Michael Brodkorb was a powerful Republican insider within the Minnesota legislator until it came to light 10 months ago that he was having an affair with Senate Majority Leader Amy Koch (R). Koch resigned and Brodkorb was fired, but after keeping his silence in the interim, he’s now speaking out against the marriage inequality amendment. He explained to WCCO that the amendment had nothing to do with morality, but was passed to drive Republican voter turnout:

“It provided a turnout opportunity for Republicans,” he said.

Brodkorb was former Deputy Chairman of the State Republican Party and top Senate staffer, and says GOP Senators knew a driving force behind the gay marriage amendment wasn’t morality. It was political reality.

Top GOP leaders thought they couldn’t beat incumbent Democratic Senator Amy Klobuchar, and Republicans would stay home.

“The belief was, the United States senate race was not going to be close, and that Republicans needed and social conservatives needed a reason to get to the polls in November,” he said.

This revelation is troubling, but perhaps not so surprising.

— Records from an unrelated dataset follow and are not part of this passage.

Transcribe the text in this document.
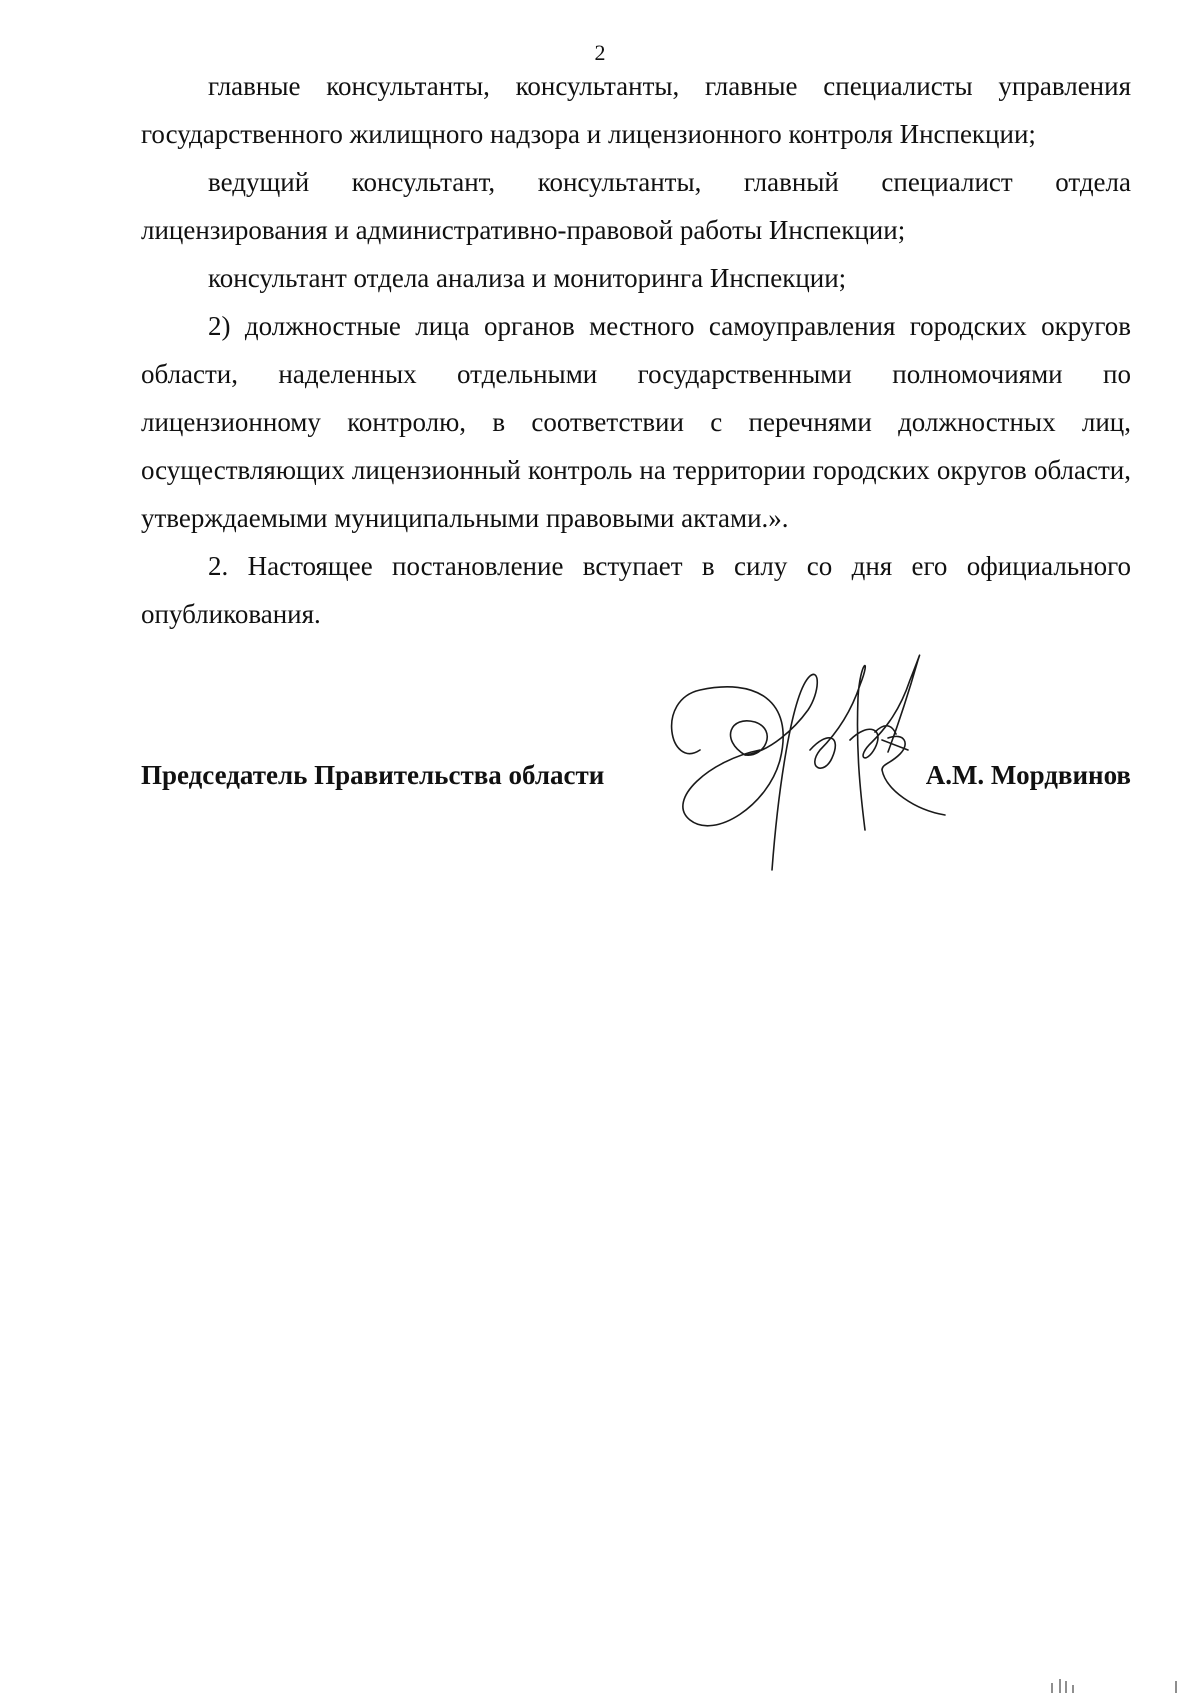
2

главные консультанты, консультанты, главные специалисты управления государственного жилищного надзора и лицензионного контроля Инспекции;

ведущий консультант, консультанты, главный специалист отдела лицензирования и административно-правовой работы Инспекции;

консультант отдела анализа и мониторинга Инспекции;

2) должностные лица органов местного самоуправления городских округов области, наделенных отдельными государственными полномочиями по лицензионному контролю, в соответствии с перечнями должностных лиц, осуществляющих лицензионный контроль на территории городских округов области, утверждаемыми муниципальными правовыми актами.».

2. Настоящее постановление вступает в силу со дня его официального опубликования.

Председатель Правительства области	А.М. Мордвинов
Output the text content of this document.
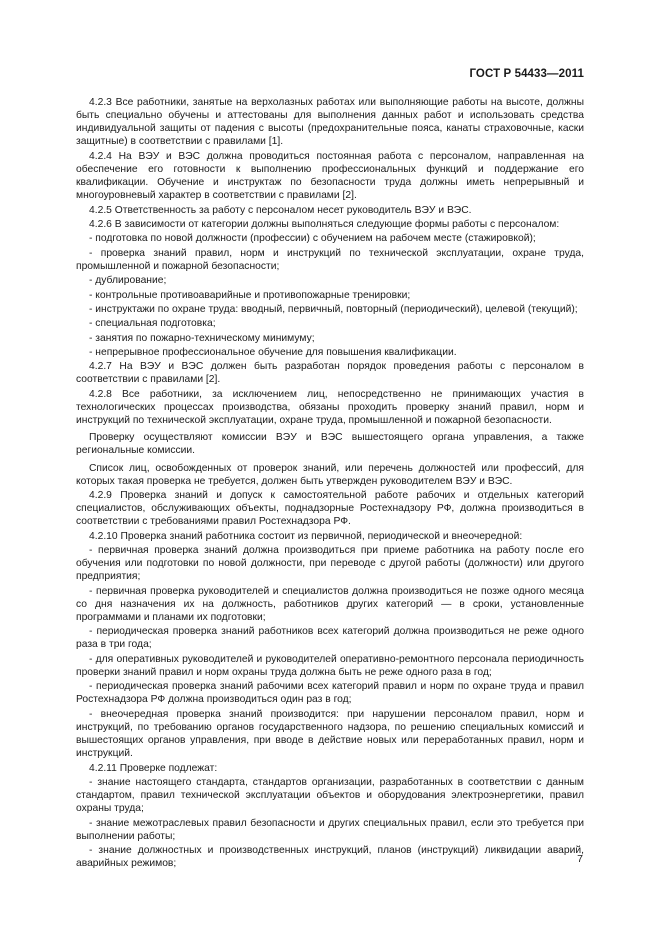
ГОСТ Р 54433—2011

4.2.3 Все работники, занятые на верхолазных работах или выполняющие работы на высоте, должны быть специально обучены и аттестованы для выполнения данных работ и использовать средства индивидуальной защиты от падения с высоты (предохранительные пояса, канаты страховочные, каски защитные) в соответствии с правилами [1].

4.2.4 На ВЭУ и ВЭС должна проводиться постоянная работа с персоналом, направленная на обеспечение его готовности к выполнению профессиональных функций и поддержание его квалификации. Обучение и инструктаж по безопасности труда должны иметь непрерывный и многоуровневый характер в соответствии с правилами [2].

4.2.5 Ответственность за работу с персоналом несет руководитель ВЭУ и ВЭС.

4.2.6 В зависимости от категории должны выполняться следующие формы работы с персоналом:

- подготовка по новой должности (профессии) с обучением на рабочем месте (стажировкой);

- проверка знаний правил, норм и инструкций по технической эксплуатации, охране труда, промышленной и пожарной безопасности;

- дублирование;

- контрольные противоаварийные и противопожарные тренировки;

- инструктажи по охране труда: вводный, первичный, повторный (периодический), целевой (текущий);

- специальная подготовка;

- занятия по пожарно-техническому минимуму;

- непрерывное профессиональное обучение для повышения квалификации.

4.2.7 На ВЭУ и ВЭС должен быть разработан порядок проведения работы с персоналом в соответствии с правилами [2].

4.2.8 Все работники, за исключением лиц, непосредственно не принимающих участия в технологических процессах производства, обязаны проходить проверку знаний правил, норм и инструкций по технической эксплуатации, охране труда, промышленной и пожарной безопасности.

Проверку осуществляют комиссии ВЭУ и ВЭС вышестоящего органа управления, а также региональные комиссии.

Список лиц, освобожденных от проверок знаний, или перечень должностей или профессий, для которых такая проверка не требуется, должен быть утвержден руководителем ВЭУ и ВЭС.

4.2.9 Проверка знаний и допуск к самостоятельной работе рабочих и отдельных категорий специалистов, обслуживающих объекты, поднадзорные Ростехнадзору РФ, должна производиться в соответствии с требованиями правил Ростехнадзора РФ.

4.2.10 Проверка знаний работника состоит из первичной, периодической и внеочередной:

- первичная проверка знаний должна производиться при приеме работника на работу после его обучения или подготовки по новой должности, при переводе с другой работы (должности) или другого предприятия;

- первичная проверка руководителей и специалистов должна производиться не позже одного месяца со дня назначения их на должность, работников других категорий — в сроки, установленные программами и планами их подготовки;

- периодическая проверка знаний работников всех категорий должна производиться не реже одного раза в три года;

- для оперативных руководителей и руководителей оперативно-ремонтного персонала периодичность проверки знаний правил и норм охраны труда должна быть не реже одного раза в год;

- периодическая проверка знаний рабочими всех категорий правил и норм по охране труда и правил Ростехнадзора РФ должна производиться один раз в год;

- внеочередная проверка знаний производится: при нарушении персоналом правил, норм и инструкций, по требованию органов государственного надзора, по решению специальных комиссий и вышестоящих органов управления, при вводе в действие новых или переработанных правил, норм и инструкций.

4.2.11 Проверке подлежат:

- знание настоящего стандарта, стандартов организации, разработанных в соответствии с данным стандартом, правил технической эксплуатации объектов и оборудования электроэнергетики, правил охраны труда;

- знание межотраслевых правил безопасности и других специальных правил, если это требуется при выполнении работы;

- знание должностных и производственных инструкций, планов (инструкций) ликвидации аварий, аварийных режимов;	7
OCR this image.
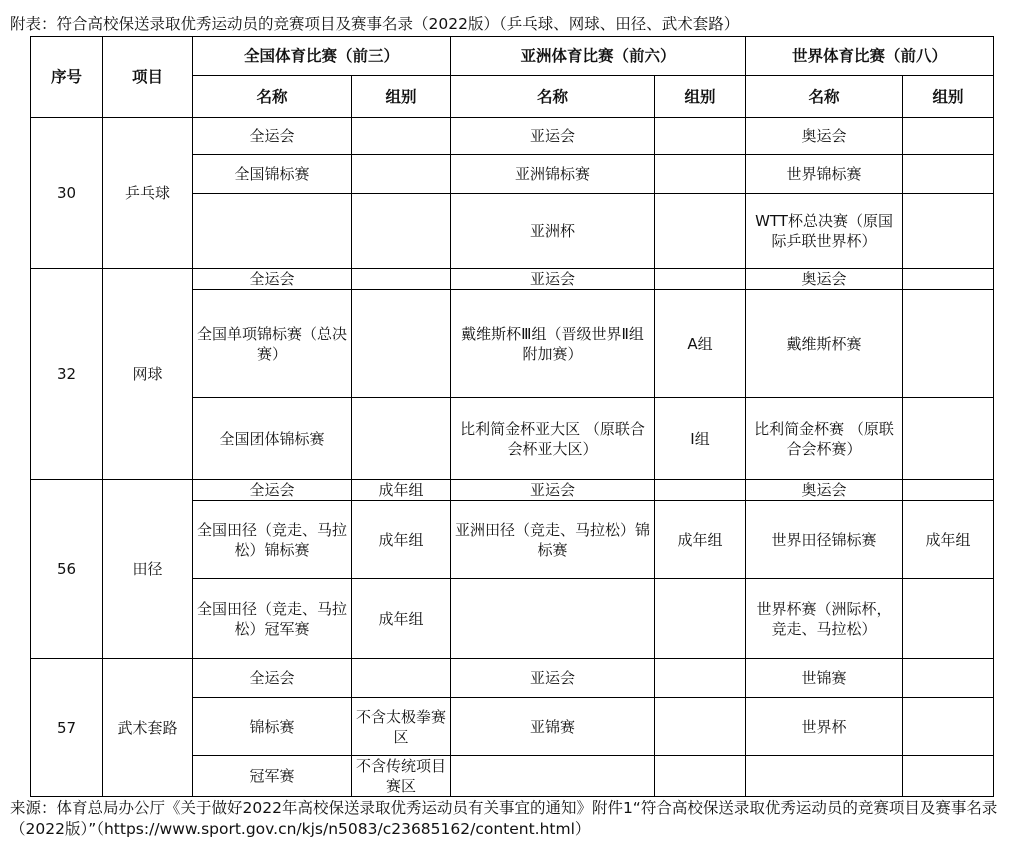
附表：符合高校保送录取优秀运动员的竞赛项目及赛事名录（2022版）（乒乓球、网球、田径、武术套路）
序号	项目	全国体育比赛（前三）		亚洲体育比赛（前六）		世界体育比赛（前八）	
		名称	组别	名称	组别	名称	组别
30	乒乓球	全运会		亚运会		奥运会	
		全国锦标赛		亚洲锦标赛		世界锦标赛	
				亚洲杯		WTT杯总决赛（原国际乒联世界杯）	
32	网球	全运会		亚运会		奥运会	
		全国单项锦标赛（总决 赛）		戴维斯杯Ⅲ组（晋级世界Ⅱ组附加赛）	A组	戴维斯杯赛	
		全国团体锦标赛		比利简金杯亚大区 （原联合会杯亚大区）	Ⅰ组	比利简金杯赛 （原联合会杯赛）	
56	田径	全运会	成年组	亚运会		奥运会	
		全国田径（竞走、马拉松）锦标赛	成年组	亚洲田径（竞走、马拉松）锦标赛	成年组	世界田径锦标赛	成年组
		全国田径（竞走、马拉松）冠军赛	成年组			世界杯赛（洲际杯，竞走、马拉松）	
57	武术套路	全运会		亚运会		世锦赛	
		锦标赛	不含太极拳赛 区	亚锦赛		世界杯	
		冠军赛	不含传统项目赛区				
来源：体育总局办公厅《关于做好2022年高校保送录取优秀运动员有关事宜的通知》附件1“符合高校保送录取优秀运动员的竞赛项目及赛事名录（2022版）”（https://www.sport.gov.cn/kjs/n5083/c23685162/content.html）
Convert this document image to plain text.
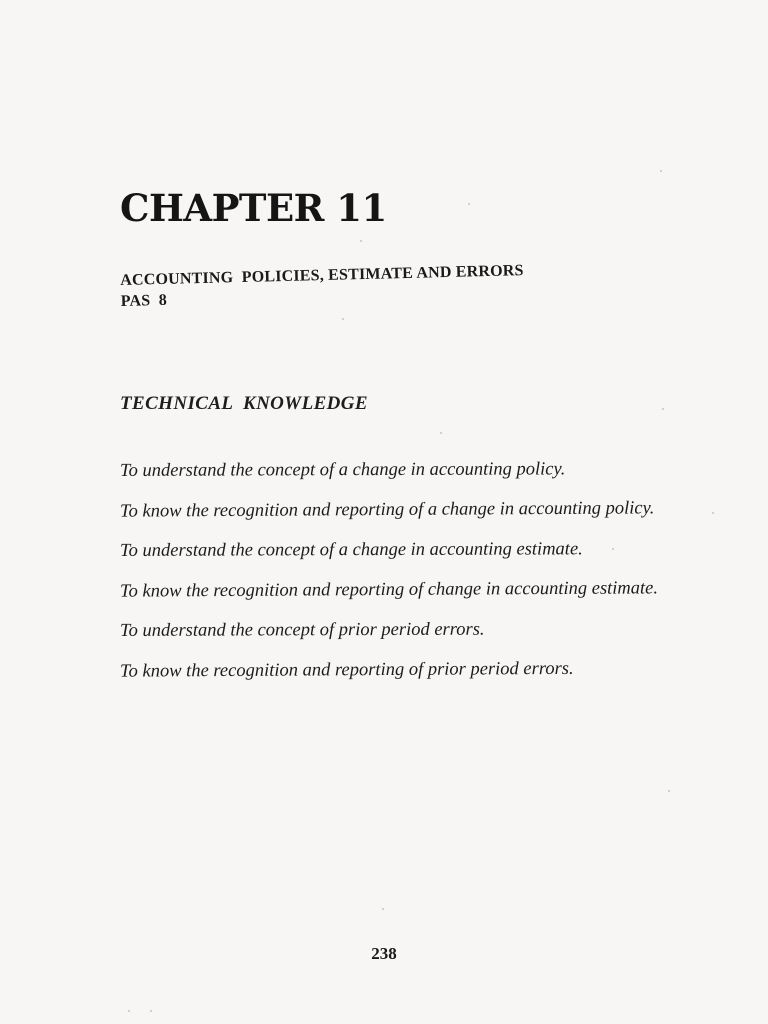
CHAPTER 11
ACCOUNTING  POLICIES, ESTIMATE AND ERRORS
PAS  8
TECHNICAL  KNOWLEDGE
To understand the concept of a change in accounting policy.
To know the recognition and reporting of a change in accounting policy.
To understand the concept of a change in accounting estimate.
To know the recognition and reporting of change in accounting estimate.
To understand the concept of prior period errors.
To know the recognition and reporting of prior period errors.

238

After all, it cannot be forgotten that the Minnesota state government had to shut down, because instead of passing a budget, Republican leadership dedicated excessive time to debating and passing the amendment banning same-sex marriage, then flying around the state to defend it.


Brodkorb says the plan may now backfire, because strong opposition to the harmful amendment could cause some Republican state Senators to lose. Polls have shown a close race, but they indicate the amendment is set to lose, because Minnesota law requires a full 50 percent vote of approval — non-votes will count as no-votes. (HT: Truth Wins Out.)